Eu tinha-me afastado do terminal depois de guardar as alterações do relatório a coberto da mentira do Benjamin. Quando terminei de contornar a bancada para me juntar a eles na porta, senti o seu braço tonificado a puxar-me contra o seu corpo.

— Ela queria manter isto em segredo... Sabes como é a Samara, sempre low profile. Mas o que é que posso dizer? Não consegui resistir-lhe — terminou com um sorriso ladino, encolhendo os ombros, a mão a repousar na minha cintura, os nossos corpos quase tão colados como no momento em que tentámos comprar tempo para emendar o nosso erro.
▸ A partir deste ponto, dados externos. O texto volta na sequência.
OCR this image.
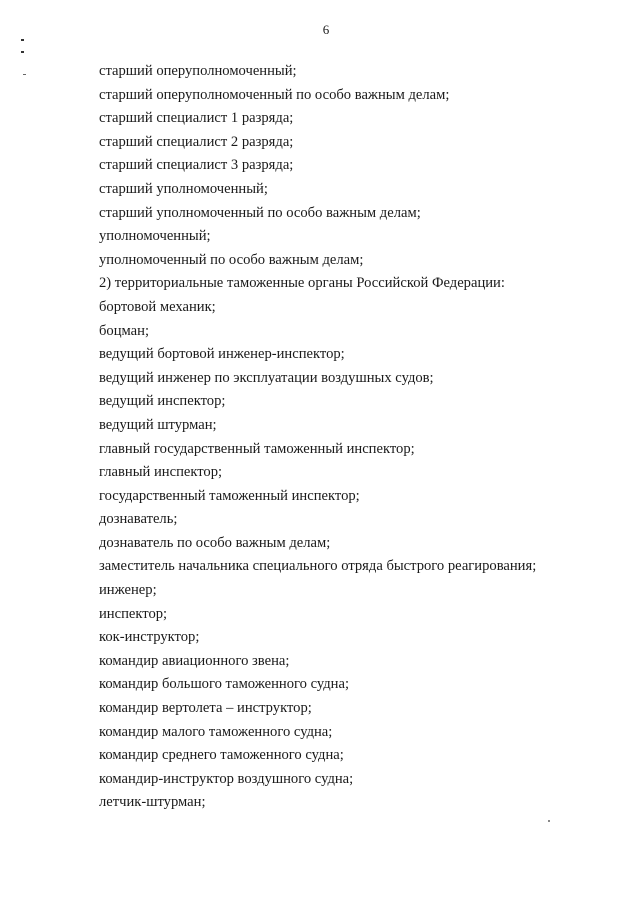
6
старший оперуполномоченный;
старший оперуполномоченный по особо важным делам;
старший специалист 1 разряда;
старший специалист 2 разряда;
старший специалист 3 разряда;
старший уполномоченный;
старший уполномоченный по особо важным делам;
уполномоченный;
уполномоченный по особо важным делам;
2) территориальные таможенные органы Российской Федерации:
бортовой механик;
боцман;
ведущий бортовой инженер-инспектор;
ведущий инженер по эксплуатации воздушных судов;
ведущий инспектор;
ведущий штурман;
главный государственный таможенный инспектор;
главный инспектор;
государственный таможенный инспектор;
дознаватель;
дознаватель по особо важным делам;
заместитель начальника специального отряда быстрого реагирования;
инженер;
инспектор;
кок-инструктор;
командир авиационного звена;
командир большого таможенного судна;
командир вертолета – инструктор;
командир малого таможенного судна;
командир среднего таможенного судна;
командир-инструктор воздушного судна;
летчик-штурман;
Nasceu um silêncio constrangedor, que apenas contribuiu para os sorrisos insinceros. Depois, como que por deixa divina, o telemóvel dela tocou, obrigando-a a sair para atender com alguma privacidade.

Mortificados, estivemos um par de minutos apenas à escuta antes de respirar fundo para aliviar a tensão.

Foi ele o primeiro a dar um passo em frente, para que nos afastássemos do local do crime. Eu deixei que me guiasse para o lado de fora, a mão ainda na anca a conduzir o meu movimento.

— Achas que acredita?

— Se não te afastares — disse em surdina.

Ele tinha subido a mão da minha anca até às minhas omoplatas ao fechar a porta. Pareceu-me que iria mantê-la ali por mais algum tempo e, ciente do que estava em jogo, não objetei.

— Já agora: amor?

— Benjamin soa pouco íntimo — constatei.

— Benji serve? Todos os que me são chegados me chamam assim.

Parei e girei nos calcanhares para o encarar.

— Claro, Benji. Não te esqueças dos meus 20 paus — alfinetei, algo jocosa.

As mãos dele agarraram as golas da minha bata, mantendo-me no lugar.

— Acho que temos problemas maiores neste momento, amor.

Olhei sobre o ombro.

— Jantar? — sugeri ao ajeitar colarinho da sua camisa para entreter os olhos ávidos da Miriam e do séquito de curiosos que ela tinha reunido entretanto.

— Pago eu. — Ele sorriu-me, os dentes escondidos sob os lábios claros. — Pelos 20 paus.